Now the baby is a toddler, so the story goes on from there. Like a Mafia boyfriend, she hates it when Glazer wears their hair pulled back (“My hair doesn’t do ‘long.’ You like it wide?”); being a verbose stoner was the perfect preparation for Glazer to keep up chatter with a young child, narrating their days together; that “daddy issues” are hot, but “issues with your mother” is a psychological diagnosis. The story about renting a Florida Airbnb for a visit to Glazer’s parents, which comes late in the special, has a hilariously horrifying payoff that may have you swearing off random vacation rentals forever.

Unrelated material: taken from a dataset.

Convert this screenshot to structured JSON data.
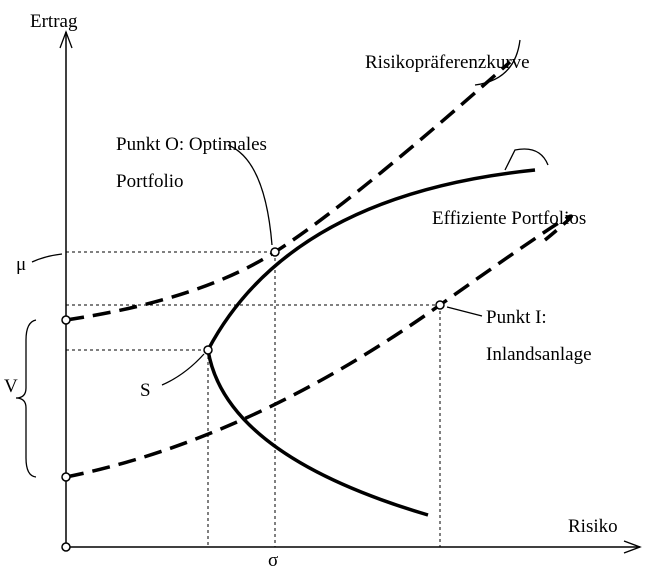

Along the way, we get digressions — Glazer’s experiences not having sex in high school thanks to their badly straightened hair and enthusiasm for jazz band; the difference between “guys” and “men”; that Glazer’s husband, a literal PhD, doesn’t know how to buy himself a shirt online — but Glazer’s new parenthood gives the special the cohesive narrative throughline Burning lacked.
There are still moments when Glazer succumbs to their worst comic instincts. A bit about the New York skyline being a giant dick-measuring contest feels as old as, well, the skyline itself. As for a gag about the physical similarities between a microphone and a penis, and Glazer’s wish to perform using one shaped like a pair of “titties”: I resent being put in a position to fact-check a joke based on physics and engineering. But overall, Human Magic represents a huge leap forward from where we saw Glazer last as a comic.
Or maybe the season just makes me more of a mark for this kind of sleight of hand.